JEFFERSON — Students in Lucy Bush’s classes tend to say things differently than you would expect.
Instead of saying bear, they say "oso."
And instead of saying "we can" they say "podemos."
If you think Bush teaches a Spanish class, you’d be correct. But if you think that her students are high school students, you’d be wrong.
For the past several years, students at Jefferson Elementary School, which houses pre-kindergarten through second grades, have been spending 45 minutes each week in a Spanish class.
"The Spanish class is mandatory for all kindergarten through second-grade students," Bush said. "We spend a great deal of time working on vocabulary and pronunciation."

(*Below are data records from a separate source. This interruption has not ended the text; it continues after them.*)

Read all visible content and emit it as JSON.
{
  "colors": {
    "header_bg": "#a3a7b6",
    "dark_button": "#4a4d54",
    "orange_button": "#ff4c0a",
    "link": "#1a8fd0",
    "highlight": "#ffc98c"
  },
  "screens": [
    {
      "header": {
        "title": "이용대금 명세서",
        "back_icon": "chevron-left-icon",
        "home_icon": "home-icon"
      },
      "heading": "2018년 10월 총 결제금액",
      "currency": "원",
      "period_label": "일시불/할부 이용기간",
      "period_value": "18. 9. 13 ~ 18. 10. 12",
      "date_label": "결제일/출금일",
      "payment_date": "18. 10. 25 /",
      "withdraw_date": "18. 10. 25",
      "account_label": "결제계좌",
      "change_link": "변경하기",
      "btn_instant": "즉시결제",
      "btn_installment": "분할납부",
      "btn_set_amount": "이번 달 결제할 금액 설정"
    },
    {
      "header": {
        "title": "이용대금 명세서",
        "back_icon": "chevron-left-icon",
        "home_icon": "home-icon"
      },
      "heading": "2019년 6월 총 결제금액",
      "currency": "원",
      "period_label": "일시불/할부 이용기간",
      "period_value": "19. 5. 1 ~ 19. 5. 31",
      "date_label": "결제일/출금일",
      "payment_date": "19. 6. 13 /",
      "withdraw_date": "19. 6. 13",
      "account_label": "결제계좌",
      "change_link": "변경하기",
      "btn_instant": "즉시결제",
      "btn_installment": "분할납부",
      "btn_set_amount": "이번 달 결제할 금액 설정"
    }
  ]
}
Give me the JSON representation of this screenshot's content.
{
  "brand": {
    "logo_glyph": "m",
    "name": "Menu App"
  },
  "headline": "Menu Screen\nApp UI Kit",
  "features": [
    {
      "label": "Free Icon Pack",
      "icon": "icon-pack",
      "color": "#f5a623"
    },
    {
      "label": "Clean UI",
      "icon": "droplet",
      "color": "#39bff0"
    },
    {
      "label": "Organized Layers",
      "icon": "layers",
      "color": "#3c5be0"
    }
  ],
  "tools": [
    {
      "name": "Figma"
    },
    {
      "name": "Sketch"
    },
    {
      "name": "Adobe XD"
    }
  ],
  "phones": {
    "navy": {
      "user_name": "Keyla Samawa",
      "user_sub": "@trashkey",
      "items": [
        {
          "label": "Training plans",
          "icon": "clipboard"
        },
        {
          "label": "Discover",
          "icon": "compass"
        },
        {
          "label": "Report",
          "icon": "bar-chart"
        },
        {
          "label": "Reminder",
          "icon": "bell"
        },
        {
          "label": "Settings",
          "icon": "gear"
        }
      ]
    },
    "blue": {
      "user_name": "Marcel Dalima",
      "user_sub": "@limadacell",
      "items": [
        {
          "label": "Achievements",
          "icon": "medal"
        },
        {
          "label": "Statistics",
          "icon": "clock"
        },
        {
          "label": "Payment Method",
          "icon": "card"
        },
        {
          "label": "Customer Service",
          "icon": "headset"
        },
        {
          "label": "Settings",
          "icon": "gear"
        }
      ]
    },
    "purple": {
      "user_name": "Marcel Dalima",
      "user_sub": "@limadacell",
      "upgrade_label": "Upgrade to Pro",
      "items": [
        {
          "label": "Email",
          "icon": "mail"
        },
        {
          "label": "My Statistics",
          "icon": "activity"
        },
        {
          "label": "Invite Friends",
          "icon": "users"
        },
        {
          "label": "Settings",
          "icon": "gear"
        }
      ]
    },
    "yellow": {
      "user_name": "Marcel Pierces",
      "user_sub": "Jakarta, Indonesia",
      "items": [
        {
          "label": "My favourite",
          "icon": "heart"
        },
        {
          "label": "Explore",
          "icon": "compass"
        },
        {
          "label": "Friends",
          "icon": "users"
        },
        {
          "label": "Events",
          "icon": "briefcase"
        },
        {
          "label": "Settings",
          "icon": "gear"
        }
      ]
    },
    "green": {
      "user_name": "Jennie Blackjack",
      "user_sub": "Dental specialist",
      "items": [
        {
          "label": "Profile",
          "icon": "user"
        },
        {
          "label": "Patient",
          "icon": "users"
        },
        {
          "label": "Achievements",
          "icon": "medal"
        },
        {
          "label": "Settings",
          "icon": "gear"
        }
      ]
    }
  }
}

One may think that it would be difficult to teach such young students a foreign language, but Bush said the opposite is true.
"Research shows that early exposure to a foreign language greatly enhances their ability to learn that language as well as improve their skills — reading, writing and processing — in their native language," she said. "Early childhood foreign language study also enhances the students’ cognitive development, which translates to success in other academic areas."
Instead of the students reading from books and trying to translate phrases, Bush uses games, songs, and arts and crafts to help the students pick up the foreign language.
When Bush informed the students that she was about to turn on some "musica" and one student didn’t understand the phrase, another student quickly piped up with a response "Musica is music!" before Bush could respond.
On Friday, one of the kindergarten classes read through the Spanish version of "Brown Bear, Brown Bear," or "Oso Pardo, Oso Pardo," as a group.
With that one story the students were able to practice colors, animal names, vocabulary and pronunciation. Such multi-tasking lessons are key elements to the Spanish class.
For instance, the students also sang the Spanish version of "Head, shoulders, knees and toes" where they not only practiced saying the words but also reinforced what the word was.
Lessons that make learning easy and interesting are powerful tools in teaching young students anything, especially a foreign language, Bush says.
The learning doesn’t end when students leave school. The educational process can continue at home, even in houses where the students’ parents don’t speak a word of Spanish.
"I encourage my kids to watch ‘Dora the Explorer,’ ‘Go Diego Go,’ and ‘Maya and Miguel’ at home," she says. "It’s 90 percent in English, but it also offers some Spanish, so it helps them pick up on the new language, too."